A residential rooftop solar system in India typically costs somewhere around ₹50,000 to ₹70,000 per kilowatt installed before subsidy — so a popular 3 kW system often lands roughly in the ₹1.5–1.9 lakh range. After the PM Surya Ghar subsidy, your real out-of-pocket cost is much lower. Here's the honest breakdown.
Rough price by system size (before subsidy)
| System size | Typical cost (before subsidy) | After PM Surya Ghar |
|---|---|---|
| 1 kW | ~₹60,000–70,000 | − ₹30,000 |
| 2 kW | ~₹1.1–1.4 lakh | − ₹60,000 |
| 3 kW | ~₹1.5–1.9 lakh | − ₹78,000 |
Notice that smaller systems cost more per kW — fixed costs like the inverter and installation labour get spread over fewer panels. That's one reason a 3 kW system is often better value per unit generated than a 1 kW one, on top of collecting the full subsidy.

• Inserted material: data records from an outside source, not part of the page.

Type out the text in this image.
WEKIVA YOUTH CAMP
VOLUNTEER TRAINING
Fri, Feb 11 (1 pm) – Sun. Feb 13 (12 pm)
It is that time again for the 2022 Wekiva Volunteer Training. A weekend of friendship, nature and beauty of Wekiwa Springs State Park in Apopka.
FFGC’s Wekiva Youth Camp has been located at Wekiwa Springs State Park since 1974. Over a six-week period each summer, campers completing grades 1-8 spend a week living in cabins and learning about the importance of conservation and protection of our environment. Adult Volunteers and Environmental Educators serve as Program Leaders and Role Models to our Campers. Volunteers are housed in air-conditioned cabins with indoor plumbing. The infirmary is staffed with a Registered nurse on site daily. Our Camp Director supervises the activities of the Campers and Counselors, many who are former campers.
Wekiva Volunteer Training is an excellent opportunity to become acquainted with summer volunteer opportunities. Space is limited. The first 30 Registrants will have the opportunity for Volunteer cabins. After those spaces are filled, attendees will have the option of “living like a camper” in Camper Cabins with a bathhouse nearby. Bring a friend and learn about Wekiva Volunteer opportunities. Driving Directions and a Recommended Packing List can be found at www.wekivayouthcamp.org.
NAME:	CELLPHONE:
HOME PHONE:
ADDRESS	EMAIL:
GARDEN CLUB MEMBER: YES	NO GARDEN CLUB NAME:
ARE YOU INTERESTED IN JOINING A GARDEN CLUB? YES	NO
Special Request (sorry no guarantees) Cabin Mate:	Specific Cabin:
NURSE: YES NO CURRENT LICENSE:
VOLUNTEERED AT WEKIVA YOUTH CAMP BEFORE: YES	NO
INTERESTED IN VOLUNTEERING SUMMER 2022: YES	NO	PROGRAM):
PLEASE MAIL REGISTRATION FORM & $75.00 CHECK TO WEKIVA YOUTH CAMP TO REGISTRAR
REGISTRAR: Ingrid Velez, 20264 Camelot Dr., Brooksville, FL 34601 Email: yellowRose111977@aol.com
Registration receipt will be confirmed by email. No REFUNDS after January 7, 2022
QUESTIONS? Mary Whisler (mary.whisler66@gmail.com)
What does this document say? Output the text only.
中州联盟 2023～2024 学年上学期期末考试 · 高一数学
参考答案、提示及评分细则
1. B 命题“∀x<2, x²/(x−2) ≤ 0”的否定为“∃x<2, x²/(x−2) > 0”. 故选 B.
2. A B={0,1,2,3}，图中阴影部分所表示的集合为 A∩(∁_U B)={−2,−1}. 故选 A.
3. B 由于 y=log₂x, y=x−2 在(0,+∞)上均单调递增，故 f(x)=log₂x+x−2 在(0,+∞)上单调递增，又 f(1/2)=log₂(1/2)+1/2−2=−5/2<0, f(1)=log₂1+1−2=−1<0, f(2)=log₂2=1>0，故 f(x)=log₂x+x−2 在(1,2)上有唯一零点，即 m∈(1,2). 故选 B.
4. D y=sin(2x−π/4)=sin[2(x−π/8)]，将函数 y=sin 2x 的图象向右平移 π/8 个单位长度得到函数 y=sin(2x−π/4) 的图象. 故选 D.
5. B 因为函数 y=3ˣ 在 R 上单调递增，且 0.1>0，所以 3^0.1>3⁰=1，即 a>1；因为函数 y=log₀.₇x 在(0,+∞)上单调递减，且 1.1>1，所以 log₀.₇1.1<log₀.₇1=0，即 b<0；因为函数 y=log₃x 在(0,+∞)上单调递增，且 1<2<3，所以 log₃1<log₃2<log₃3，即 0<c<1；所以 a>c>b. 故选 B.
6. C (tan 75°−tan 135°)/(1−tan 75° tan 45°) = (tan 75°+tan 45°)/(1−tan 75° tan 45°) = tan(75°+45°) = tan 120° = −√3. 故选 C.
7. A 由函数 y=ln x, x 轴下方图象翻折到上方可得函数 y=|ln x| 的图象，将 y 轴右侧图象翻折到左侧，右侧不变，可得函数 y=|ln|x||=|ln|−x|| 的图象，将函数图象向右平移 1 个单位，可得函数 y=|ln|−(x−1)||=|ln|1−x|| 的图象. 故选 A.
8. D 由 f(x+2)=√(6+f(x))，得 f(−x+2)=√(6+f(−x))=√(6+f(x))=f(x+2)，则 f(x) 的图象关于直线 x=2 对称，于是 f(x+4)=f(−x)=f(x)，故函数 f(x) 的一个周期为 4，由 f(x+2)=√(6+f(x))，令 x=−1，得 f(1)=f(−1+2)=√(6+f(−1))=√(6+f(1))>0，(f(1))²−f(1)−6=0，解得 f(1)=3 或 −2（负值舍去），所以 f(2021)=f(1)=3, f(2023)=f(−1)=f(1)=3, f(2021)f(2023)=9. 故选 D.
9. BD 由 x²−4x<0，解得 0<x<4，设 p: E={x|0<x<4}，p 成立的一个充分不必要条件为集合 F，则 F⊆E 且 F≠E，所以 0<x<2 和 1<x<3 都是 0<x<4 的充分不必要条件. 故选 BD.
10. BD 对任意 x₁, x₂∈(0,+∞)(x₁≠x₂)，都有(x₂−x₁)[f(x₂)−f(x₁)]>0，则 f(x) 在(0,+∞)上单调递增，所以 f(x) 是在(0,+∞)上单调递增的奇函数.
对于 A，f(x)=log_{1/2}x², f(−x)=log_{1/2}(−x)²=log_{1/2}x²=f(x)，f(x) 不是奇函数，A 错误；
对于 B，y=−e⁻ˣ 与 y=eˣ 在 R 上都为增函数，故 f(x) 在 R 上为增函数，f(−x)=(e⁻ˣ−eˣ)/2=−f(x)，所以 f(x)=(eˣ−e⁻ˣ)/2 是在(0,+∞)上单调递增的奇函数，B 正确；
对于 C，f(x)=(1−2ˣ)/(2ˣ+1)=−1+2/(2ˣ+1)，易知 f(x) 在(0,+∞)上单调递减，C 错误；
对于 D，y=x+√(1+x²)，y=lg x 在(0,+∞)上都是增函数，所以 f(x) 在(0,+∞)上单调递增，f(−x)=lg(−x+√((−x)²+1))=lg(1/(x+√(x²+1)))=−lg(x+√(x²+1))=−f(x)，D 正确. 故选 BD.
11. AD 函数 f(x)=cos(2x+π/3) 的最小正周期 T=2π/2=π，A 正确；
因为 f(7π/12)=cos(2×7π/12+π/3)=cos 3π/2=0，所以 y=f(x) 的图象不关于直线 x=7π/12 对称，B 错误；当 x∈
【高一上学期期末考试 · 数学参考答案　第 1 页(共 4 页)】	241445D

What you're actually paying for
- Solar panels (modules) — usually the biggest single cost. ALMM-approved panels are required for the subsidy.
- Inverter — converts panel DC into usable AC; quality here matters for reliability.
- Mounting structure — the frames that hold panels at the right angle, sized for wind and your roof.
- Cabling, safety gear and the net meter, plus installation labour and paperwork.
What pushes the price up or down
- Panel type: higher-efficiency modules cost more but need less roof area.
- Roof complexity: a simple flat roof is cheaper to install on than an awkward, multi-level or shaded one.
- Brand and warranty: cheaper kit can mean weaker warranties or earlier failure — not always worth the saving.
- Location: prices and vendor competition vary city to city.
Estimate your cost after subsidy
See your system size, cost after subsidy, and payback period in 30 seconds — with every assumption shown.
Your true cost is lower than the sticker
Because the PM Surya Ghar subsidy is paid directly to you after installation, your effective cost for a 3 kW system can come down to roughly ₹1.1–1.2 lakh in many cases — sometimes less with a state top-up. Collateral-free solar loans from public-sector banks are also available, which spread that cost into monthly EMIs that can be lower than your current electricity bill. Run your own bill through the calculator to see your net cost and how quickly it pays back.
A note on the numbers: figures here are typical ranges as of June 2026 and change often. The PM Surya Ghar subsidy structure, your state's top-up, per-kW prices and electricity tariffs all vary — always confirm current rates on the official portal (pmsuryaghar.gov.in) and get written quotes before you buy. This is planning information, not financial advice.